The electrocardiographic and vectorcardiographic (Frank system) features of the first degree relatives of subjects with documented familial hypertrophic cardiomyopathy were analysed. A total of nine affected members and 29 relatives were examined in four families. THe subjects were considered to be affected when the septal to free posterior wall thickness ratio exceeded 1.3 at M-mode echocardiography. Four relatives had asymmetric septal hypertrophy. Among 25 relatives without evidence of asymmetric septal hypertrophy, two over 20 years and 10 under 20 years of age showed increased voltage of QRS anterior forces (Qz amplitude greater than 0.80 mV) on the orthogonal electrocardiogram. The vectorcardiographic data of the relatives under 20 years of age without evidence of asymmetric septal hypertrophy (18 subjects) were compared with those of 38 normal control subjects of comparable age range.

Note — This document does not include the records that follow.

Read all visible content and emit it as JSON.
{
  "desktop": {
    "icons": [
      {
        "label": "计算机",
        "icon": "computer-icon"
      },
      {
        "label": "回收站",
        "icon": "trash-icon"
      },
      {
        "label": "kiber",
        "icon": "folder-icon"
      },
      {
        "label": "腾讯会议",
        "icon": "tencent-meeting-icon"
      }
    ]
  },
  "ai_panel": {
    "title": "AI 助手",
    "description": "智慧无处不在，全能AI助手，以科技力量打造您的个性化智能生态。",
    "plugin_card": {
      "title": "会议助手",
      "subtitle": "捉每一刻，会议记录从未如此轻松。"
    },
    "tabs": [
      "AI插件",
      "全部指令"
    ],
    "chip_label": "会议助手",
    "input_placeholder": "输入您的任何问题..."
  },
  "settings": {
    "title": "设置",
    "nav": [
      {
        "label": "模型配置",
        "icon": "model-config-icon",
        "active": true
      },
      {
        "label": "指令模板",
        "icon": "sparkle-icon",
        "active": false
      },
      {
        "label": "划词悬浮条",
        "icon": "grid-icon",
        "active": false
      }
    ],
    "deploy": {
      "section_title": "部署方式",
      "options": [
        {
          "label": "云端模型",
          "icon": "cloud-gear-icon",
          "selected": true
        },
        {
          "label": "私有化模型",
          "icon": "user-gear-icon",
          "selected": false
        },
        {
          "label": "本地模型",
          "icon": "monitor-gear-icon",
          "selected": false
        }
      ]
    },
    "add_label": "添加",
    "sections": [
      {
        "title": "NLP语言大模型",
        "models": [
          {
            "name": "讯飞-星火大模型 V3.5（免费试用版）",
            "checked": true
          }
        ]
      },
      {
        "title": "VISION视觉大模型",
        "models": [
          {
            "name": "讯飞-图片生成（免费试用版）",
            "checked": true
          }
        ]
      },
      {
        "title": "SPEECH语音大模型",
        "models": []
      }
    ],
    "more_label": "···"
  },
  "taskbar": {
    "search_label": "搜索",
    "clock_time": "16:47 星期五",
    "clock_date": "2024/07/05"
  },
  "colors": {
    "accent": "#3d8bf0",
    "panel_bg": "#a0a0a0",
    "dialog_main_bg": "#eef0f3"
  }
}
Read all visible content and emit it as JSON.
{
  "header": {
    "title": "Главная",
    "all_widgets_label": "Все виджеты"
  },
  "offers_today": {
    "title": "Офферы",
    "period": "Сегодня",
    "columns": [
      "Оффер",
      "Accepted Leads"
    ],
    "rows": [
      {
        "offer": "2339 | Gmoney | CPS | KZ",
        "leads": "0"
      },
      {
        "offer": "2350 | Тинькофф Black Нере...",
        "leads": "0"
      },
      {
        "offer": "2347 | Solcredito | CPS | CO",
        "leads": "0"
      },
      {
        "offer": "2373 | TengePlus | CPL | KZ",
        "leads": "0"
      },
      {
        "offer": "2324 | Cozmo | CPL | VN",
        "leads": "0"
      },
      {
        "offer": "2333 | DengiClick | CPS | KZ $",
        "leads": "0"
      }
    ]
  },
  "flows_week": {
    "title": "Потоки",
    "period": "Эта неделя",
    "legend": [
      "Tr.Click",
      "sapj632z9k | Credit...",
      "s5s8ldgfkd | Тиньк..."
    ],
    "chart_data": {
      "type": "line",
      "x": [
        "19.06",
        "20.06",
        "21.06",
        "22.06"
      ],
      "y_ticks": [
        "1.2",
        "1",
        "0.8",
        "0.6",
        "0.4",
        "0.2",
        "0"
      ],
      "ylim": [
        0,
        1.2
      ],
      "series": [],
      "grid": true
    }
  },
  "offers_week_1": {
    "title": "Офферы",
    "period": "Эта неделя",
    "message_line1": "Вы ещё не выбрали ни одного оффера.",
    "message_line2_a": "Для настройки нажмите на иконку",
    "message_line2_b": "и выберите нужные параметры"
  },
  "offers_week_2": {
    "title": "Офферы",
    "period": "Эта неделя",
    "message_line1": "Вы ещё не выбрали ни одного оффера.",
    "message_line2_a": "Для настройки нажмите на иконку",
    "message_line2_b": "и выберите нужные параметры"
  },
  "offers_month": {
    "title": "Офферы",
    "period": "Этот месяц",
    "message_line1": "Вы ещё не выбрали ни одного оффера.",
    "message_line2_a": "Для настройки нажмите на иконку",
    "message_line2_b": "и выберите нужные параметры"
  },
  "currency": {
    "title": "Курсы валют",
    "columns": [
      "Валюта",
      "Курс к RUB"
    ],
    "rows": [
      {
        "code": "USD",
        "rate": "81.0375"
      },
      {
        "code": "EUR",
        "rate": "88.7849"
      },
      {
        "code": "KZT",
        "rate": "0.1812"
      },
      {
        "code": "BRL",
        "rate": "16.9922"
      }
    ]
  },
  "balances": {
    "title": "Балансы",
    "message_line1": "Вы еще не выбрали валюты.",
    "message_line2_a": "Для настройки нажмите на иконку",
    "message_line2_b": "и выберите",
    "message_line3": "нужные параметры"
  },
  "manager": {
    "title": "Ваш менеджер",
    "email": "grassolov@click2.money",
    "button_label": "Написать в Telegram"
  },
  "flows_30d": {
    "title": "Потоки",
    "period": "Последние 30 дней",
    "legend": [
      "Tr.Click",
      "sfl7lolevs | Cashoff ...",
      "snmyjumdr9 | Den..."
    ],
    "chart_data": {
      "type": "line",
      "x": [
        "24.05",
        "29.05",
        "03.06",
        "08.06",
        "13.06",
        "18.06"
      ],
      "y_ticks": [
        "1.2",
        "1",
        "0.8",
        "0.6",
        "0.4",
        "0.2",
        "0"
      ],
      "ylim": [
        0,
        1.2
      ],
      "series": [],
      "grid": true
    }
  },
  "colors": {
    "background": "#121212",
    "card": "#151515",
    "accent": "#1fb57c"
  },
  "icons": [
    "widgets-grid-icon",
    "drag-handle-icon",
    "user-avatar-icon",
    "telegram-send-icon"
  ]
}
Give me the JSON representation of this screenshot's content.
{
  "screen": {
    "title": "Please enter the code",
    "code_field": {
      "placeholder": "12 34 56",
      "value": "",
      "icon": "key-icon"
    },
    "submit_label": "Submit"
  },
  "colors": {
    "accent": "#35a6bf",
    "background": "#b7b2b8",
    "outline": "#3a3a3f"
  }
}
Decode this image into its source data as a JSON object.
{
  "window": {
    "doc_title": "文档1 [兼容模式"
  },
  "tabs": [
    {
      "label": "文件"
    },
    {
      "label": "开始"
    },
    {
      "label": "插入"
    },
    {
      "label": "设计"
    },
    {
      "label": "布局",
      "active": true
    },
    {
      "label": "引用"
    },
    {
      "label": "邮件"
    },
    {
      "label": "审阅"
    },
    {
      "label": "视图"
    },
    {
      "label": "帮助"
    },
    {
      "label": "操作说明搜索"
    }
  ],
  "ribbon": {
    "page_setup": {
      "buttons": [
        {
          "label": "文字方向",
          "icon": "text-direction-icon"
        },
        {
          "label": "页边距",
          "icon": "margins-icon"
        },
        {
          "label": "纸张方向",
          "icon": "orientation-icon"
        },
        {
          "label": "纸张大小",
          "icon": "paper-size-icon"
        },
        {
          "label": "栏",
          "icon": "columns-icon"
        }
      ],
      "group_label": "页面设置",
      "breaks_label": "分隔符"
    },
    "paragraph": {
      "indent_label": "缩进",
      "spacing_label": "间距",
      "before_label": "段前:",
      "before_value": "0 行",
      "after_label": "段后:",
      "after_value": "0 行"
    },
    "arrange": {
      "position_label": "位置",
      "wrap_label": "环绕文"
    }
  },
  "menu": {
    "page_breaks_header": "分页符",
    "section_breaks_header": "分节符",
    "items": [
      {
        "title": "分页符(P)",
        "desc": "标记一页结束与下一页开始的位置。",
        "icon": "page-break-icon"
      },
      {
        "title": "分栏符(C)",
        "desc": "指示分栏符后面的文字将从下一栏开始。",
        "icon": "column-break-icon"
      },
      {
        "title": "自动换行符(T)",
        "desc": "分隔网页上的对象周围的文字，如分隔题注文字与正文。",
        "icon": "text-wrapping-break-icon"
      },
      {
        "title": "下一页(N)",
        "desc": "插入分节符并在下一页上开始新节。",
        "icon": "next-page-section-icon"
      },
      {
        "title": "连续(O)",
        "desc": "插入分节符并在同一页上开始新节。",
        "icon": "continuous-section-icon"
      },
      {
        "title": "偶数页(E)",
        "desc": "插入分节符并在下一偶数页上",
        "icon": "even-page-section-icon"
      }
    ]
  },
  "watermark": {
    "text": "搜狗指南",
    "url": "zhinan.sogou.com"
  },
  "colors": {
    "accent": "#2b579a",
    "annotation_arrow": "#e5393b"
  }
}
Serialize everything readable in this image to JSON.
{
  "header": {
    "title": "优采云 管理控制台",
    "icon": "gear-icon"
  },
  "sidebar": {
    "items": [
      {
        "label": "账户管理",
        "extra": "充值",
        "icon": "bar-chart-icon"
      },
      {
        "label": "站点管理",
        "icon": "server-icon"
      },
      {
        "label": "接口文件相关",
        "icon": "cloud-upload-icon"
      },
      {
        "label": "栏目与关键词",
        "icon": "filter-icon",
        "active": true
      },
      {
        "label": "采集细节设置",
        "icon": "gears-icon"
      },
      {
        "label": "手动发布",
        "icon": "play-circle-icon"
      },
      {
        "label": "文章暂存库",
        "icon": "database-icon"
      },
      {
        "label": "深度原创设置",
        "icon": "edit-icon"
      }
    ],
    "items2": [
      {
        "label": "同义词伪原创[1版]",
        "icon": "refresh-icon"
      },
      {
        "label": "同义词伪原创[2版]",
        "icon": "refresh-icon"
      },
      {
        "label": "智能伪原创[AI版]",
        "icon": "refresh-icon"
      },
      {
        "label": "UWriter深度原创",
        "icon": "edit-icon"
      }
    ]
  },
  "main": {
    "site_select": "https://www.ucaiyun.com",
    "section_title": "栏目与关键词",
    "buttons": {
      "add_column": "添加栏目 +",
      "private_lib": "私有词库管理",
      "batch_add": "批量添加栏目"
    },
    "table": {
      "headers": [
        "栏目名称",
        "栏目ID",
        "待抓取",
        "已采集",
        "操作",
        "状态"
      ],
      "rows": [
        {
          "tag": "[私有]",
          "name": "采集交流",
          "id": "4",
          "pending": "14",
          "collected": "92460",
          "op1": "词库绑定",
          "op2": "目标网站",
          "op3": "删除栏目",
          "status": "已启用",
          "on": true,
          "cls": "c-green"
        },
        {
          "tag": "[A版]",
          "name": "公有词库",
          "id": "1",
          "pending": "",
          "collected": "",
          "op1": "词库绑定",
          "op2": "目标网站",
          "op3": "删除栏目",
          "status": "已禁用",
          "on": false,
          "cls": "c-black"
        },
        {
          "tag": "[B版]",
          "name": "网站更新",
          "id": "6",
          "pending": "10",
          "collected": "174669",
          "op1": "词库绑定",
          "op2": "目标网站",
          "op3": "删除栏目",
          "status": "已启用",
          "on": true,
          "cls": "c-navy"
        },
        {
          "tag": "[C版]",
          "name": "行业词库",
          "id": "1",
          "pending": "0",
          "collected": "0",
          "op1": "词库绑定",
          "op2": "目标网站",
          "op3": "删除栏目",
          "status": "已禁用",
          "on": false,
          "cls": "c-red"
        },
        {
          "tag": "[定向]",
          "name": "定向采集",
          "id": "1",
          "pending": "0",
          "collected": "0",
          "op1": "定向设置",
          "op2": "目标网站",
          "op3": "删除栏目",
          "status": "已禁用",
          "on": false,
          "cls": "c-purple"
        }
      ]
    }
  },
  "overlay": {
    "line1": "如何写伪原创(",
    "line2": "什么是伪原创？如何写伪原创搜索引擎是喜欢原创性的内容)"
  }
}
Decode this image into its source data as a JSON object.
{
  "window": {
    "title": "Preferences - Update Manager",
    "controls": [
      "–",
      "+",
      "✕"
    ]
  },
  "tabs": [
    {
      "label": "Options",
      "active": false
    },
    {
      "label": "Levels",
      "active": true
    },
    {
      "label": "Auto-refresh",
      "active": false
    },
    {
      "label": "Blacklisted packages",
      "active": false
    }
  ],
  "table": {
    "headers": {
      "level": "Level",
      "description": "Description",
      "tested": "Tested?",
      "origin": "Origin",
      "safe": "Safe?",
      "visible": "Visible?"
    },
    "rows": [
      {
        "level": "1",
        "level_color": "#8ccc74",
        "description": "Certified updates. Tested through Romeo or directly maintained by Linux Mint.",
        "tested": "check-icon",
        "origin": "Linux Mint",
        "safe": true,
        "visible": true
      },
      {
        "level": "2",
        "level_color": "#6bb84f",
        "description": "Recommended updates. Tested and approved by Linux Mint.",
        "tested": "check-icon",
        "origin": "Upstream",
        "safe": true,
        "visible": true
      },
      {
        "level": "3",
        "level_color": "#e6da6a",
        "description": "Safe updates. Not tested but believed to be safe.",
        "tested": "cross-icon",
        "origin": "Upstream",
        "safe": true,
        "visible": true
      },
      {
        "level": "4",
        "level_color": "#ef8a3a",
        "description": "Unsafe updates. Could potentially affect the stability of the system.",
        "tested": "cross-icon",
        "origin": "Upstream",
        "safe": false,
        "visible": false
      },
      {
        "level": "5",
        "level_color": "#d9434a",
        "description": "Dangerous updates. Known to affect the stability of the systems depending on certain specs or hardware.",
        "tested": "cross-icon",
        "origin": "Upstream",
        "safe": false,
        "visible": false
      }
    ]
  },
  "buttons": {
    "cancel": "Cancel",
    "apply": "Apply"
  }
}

The young relatives without disproportionate septal hypertrophy had significantly greater Qz amplitude and Q/Rz ratio than the normal control subjects. In contrast, the echocardiographic data were not significantly different. We suggest that the electrocardiographic finding of abnormal anterior forces in one or more first degree relatives of subjects with documented hypertrophic cardiomyopathy may constitute a valuable aid in ascertaining the genetic transmission of the disease and in recognising affected members without echocardiographic evidence of hypertrophic cardiomyopathy.